TIL a $300 lesson about training a custom AI model on the wrong data

I spent about three weeks trying to build a simple image classifier for my garden project, using a dataset I scraped from random websites. The model kept giving me weird results, like calling a tomato a 'small red car'. Turns out the dataset had a bunch of mislabeled junk mixed in. I wasted around $300 on cloud compute credits running those bad training cycles. I should have cleaned and verified my data first, or just used a smaller, verified set. Has anyone else gotten burned by a bad dataset, and how do you vet yours now?

4 comments

4 Comments

spencer_owens583mo ago

I used to skip data cleaning, but a mistake like that would totally change my mind.

dakotab933mo ago

Man, that's rough. I read a blog post from a guy who trained a model to spot manufacturing defects, but his training photos had a specific time stamp in the corner. The AI just learned to look for that timestamp, not the actual cracks. It's crazy how it picks up on the wrong stuff. I'm paranoid about my data now and try to do a manual check on a random sample before any training run.

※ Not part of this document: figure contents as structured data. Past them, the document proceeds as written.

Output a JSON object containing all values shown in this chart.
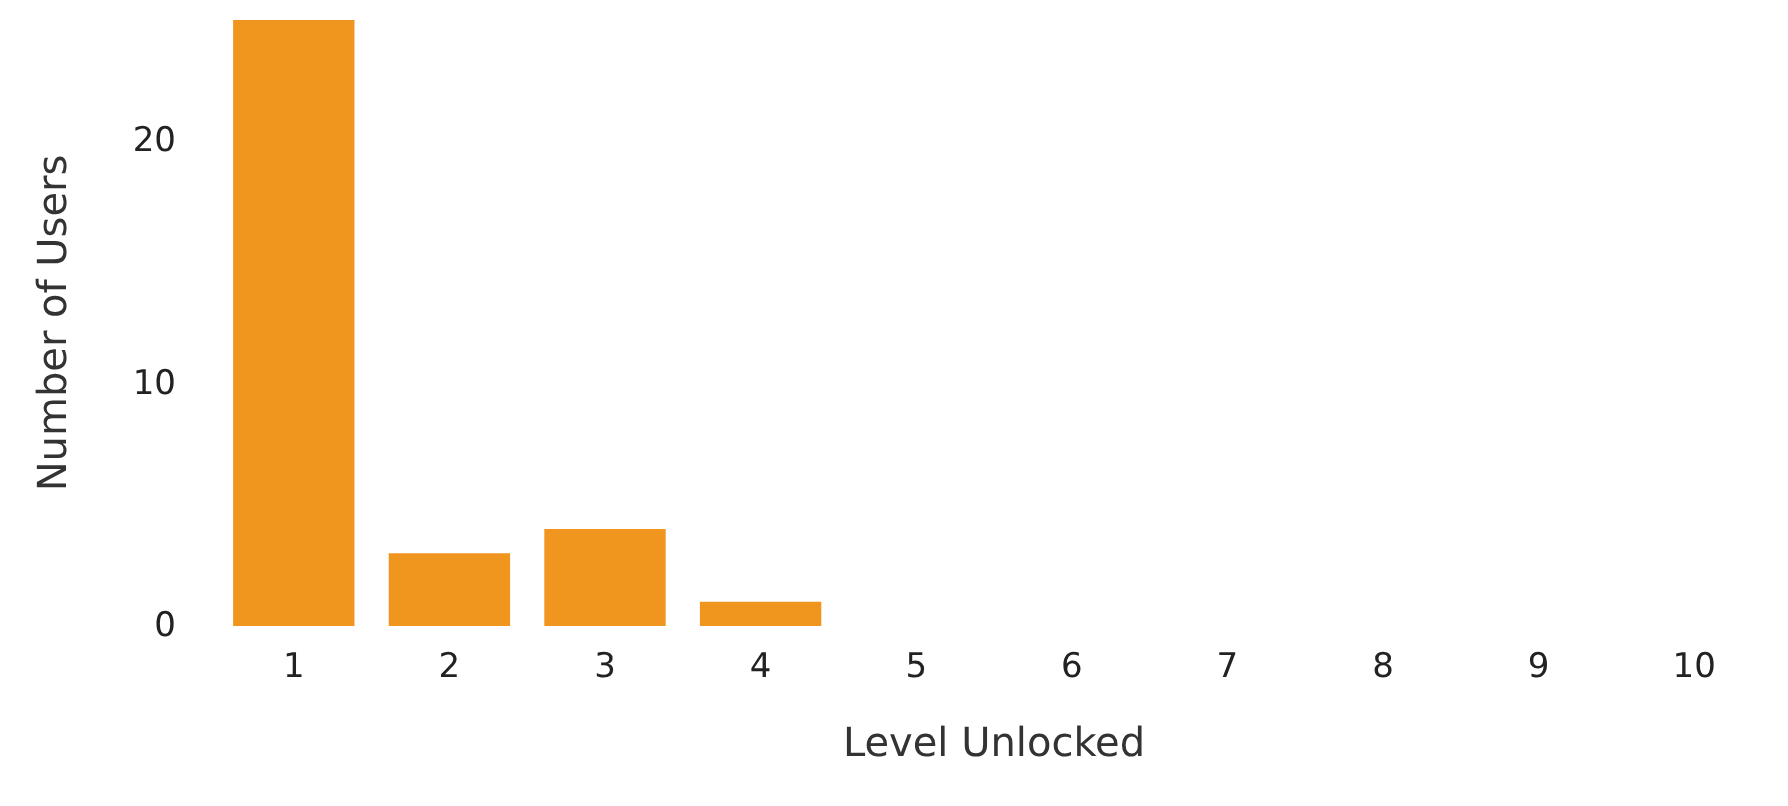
{
  "chart_data": {
    "type": "bar",
    "xlabel": "Level Unlocked",
    "ylabel": "Number of Users",
    "categories": [
      "1",
      "2",
      "3",
      "4",
      "5",
      "6",
      "7",
      "8",
      "9",
      "10"
    ],
    "values": [
      25,
      3,
      4,
      1,
      0,
      0,
      0,
      0,
      0,
      0
    ],
    "color": "#f0951e",
    "ylim": [
      0,
      25
    ],
    "yticks": [
      0,
      10,
      20
    ],
    "grid": false
  }
}
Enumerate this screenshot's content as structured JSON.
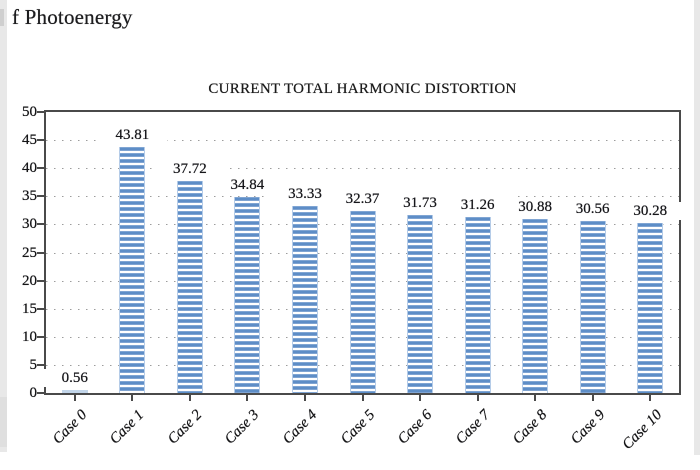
{
  "page": {
    "header_fragment": "f Photoenergy"
  },
  "chart_data": {
    "type": "bar",
    "title": "CURRENT TOTAL HARMONIC DISTORTION",
    "categories": [
      "Case 0",
      "Case 1",
      "Case 2",
      "Case 3",
      "Case 4",
      "Case 5",
      "Case 6",
      "Case 7",
      "Case 8",
      "Case 9",
      "Case 10"
    ],
    "values": [
      0.56,
      43.81,
      37.72,
      34.84,
      33.33,
      32.37,
      31.73,
      31.26,
      30.88,
      30.56,
      30.28
    ],
    "value_labels": [
      "0.56",
      "43.81",
      "37.72",
      "34.84",
      "33.33",
      "32.37",
      "31.73",
      "31.26",
      "30.88",
      "30.56",
      "30.28"
    ],
    "xlabel": "",
    "ylabel": "",
    "ylim": [
      0,
      50
    ],
    "ytick_step": 5,
    "ytick_labels": [
      "0",
      "5",
      "10",
      "15",
      "20",
      "25",
      "30",
      "35",
      "40",
      "45",
      "50"
    ],
    "grid": "dotted-horizontal",
    "legend": "none",
    "bar_pattern": "horizontal-stripes",
    "colors": {
      "bar": "#4a7dbd",
      "bar_light": "#b5cce8",
      "bar_small": "#c3d6ea",
      "axis": "#4a4a4a",
      "grid_dots": "#9c9c9c",
      "text": "#1b1b1b",
      "page_edge": "#e8e8e8"
    }
  }
}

susanb343mo agoMost Upvoted

So the AI basically became a super expensive timestamp detector? Did the guy at least get a refund on all that compute time he wasted?

gibson.avery2mo ago

The timestamp thing is close but not exactly right. In that blog post, the issue was actually that all the defective parts were photographed in the afternoon shift, so the lighting was warm and yellowish, not a timestamp in the corner. The AI learned to associate that warm light with defects instead of the actual cracks or chips in the material. So it was more of a lighting bias than a timestamp issue, but still a super common mistake people make with training data. It's wild how something as simple as different lighting conditions can totally throw off a model if you're not careful.